What weighs 14 tons and restores eyesight?
What weighs 14 tons and restores eyesight? The AECP Mobile Eye Hospital is a massive piece of machinery, built in St. Johnsbury, Vermont that travels throughout Armenia — takes two years for a full trip — and provides eye care for those who would otherwise be without.
The Mobile Eye Hospital has impressive statistics — it weighs 14 tons, has 408 square feet, is 48 feet long, is 8.5 feet wide and 13.5 feet high. Within this mobile eye clinic is a state-of-the-art surgical suite where doctors perform basic surgeries including cataract. There are also two examination rooms, a mechanical room, a lavatory, a utility room and a “clean and dirty” room with a microwave, a sterilizer, sink and refrigerator. Outfitted with the latest eye care equipment, the MEH has two lasers in different rooms – one for examinations and another in the operating room. A 100-kilowatt generator provides the electricity. U.S. Code-compliant, the MEH includes integrated systems for telemedicine as well as a comprehensive medical gas system, nurse call system and data management system.
The genesis of the Mobile Eye Hospital was during the summer of 1998. AECP physicians discussed how their work in the country’s capital could be expanded to serve people living in outlying regions. Alex Malayan, Chief of Surgery at the Republican Eye Hospital, Roger Ohanesian, Rick Hill and other AECP physicians talked about the great need for eye care in Armenia’s rural villages. They agreed that the best way to get quality eye care to all Armenians — not just the citizens of Yerevan — would be a “hospital-on-wheels.”
“The capital was doing very well. What we were worried about was the regions where two-thirds of the country live,” said Dr. Ohanesian. “Many people having terrible blinding diseases cannot make it to the capital because of economic hardships or other obstacles. So, if we wanted to help prevent blindness, we needed to go to them. This was the inspiration for the Mobile Eye Hospital.”
The AECP knew it could make a sustainable difference in Armenian only if it provided medical training and education for Armenian physicians. The Mobile Eye Hospital (MEH) would make it possible for doctors in outlying towns and villages to observe the work of AECP-trained ophthalmologists. While training continues at the Republican Eye Hospital in Yerevan, the opportunity is rich, the doctors agreed, for using the hospital as a hub from which satellite units might be dispatched into regions with near-primitive facilities.
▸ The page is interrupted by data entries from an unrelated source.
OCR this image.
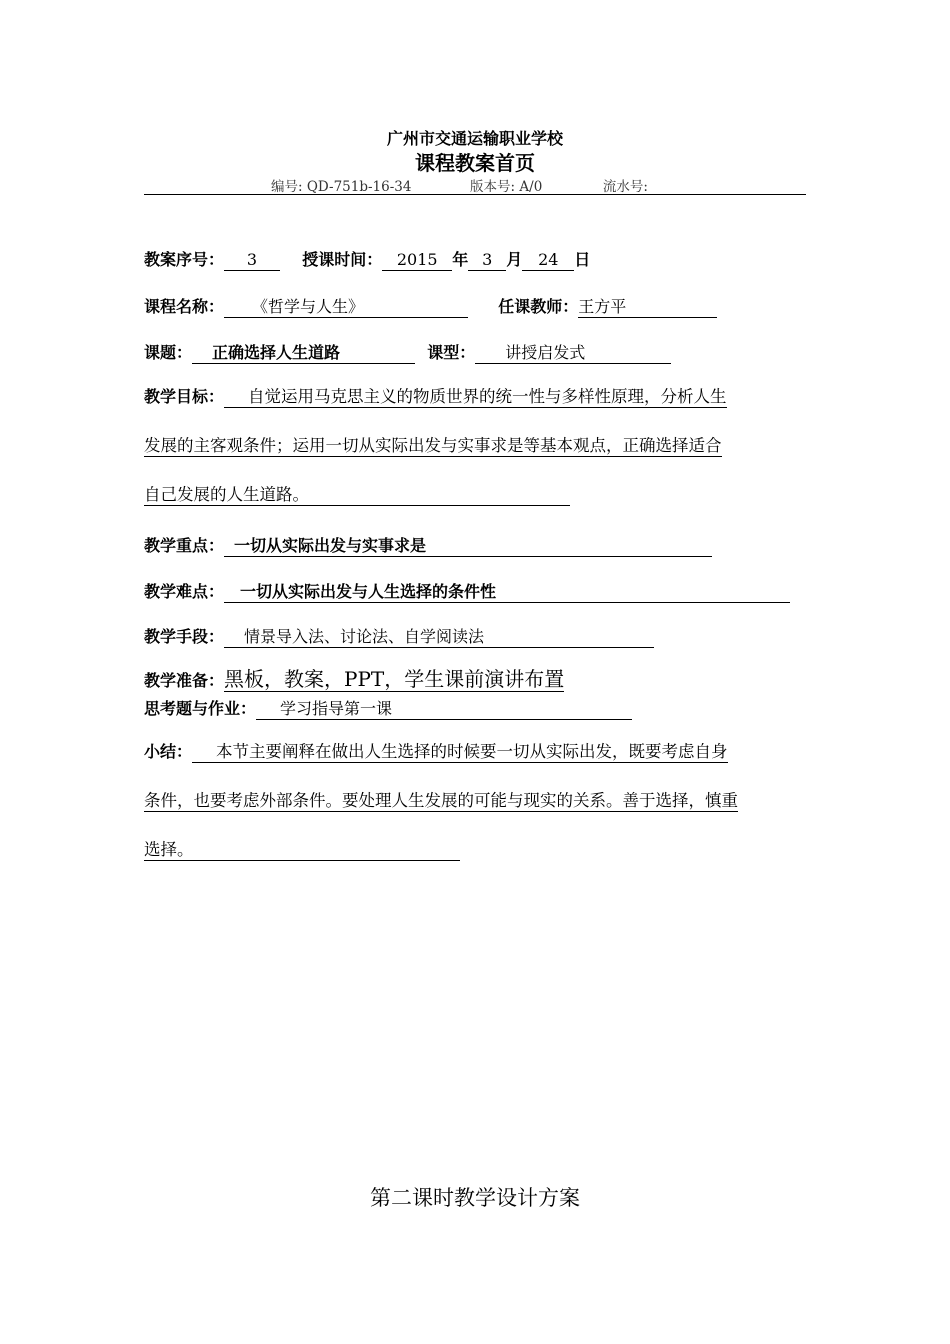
广州市交通运输职业学校
课程教案首页
编号: QD-751b-16-34	版本号: A/0	流水号:
教案序号： 3	授课时间： 2015 年 3 月 24 日
课程名称： 《哲学与人生》	任课教师：王方平
课题： 正确选择人生道路	课型： 讲授启发式
教学目标： 自觉运用马克思主义的物质世界的统一性与多样性原理，分析人生
发展的主客观条件；运用一切从实际出发与实事求是等基本观点，正确选择适合
自己发展的人生道路。
教学重点： 一切从实际出发与实事求是
教学难点： 一切从实际出发与人生选择的条件性
教学手段： 情景导入法、讨论法、自学阅读法
教学准备：黑板，教案，PPT，学生课前演讲布置
思考题与作业： 学习指导第一课
小结： 本节主要阐释在做出人生选择的时候要一切从实际出发，既要考虑自身
条件，也要考虑外部条件。要处理人生发展的可能与现实的关系。善于选择，慎重
选择。
第二课时教学设计方案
In the past, the most sophisticated lasers’ fragility rendered them unmovable. But today, solid state, lightweight diode lasers are transportable, making it possible to take surgeries frequently performed in Yerevan to other regions.
In the spring of 2003, patients — many of whom had never been inside a modern medical facility — began entering the imposing white-and-blue mechanical structure on a small set of stairs leading to interior examination and operating rooms. Some will exit with their sight restored. During those months when the harsh Armenian weather will make it difficult for patients to wait outside, a tent enclosure is used.
The MEH travels to communities where conditions are most critical. Patients are screened by the local clinic’s staff and then recommended on an as-needed basis for treatment at the mobile hospital. Initial visits will be scheduled for those who meet the government-designated “socially vulnerable” standards.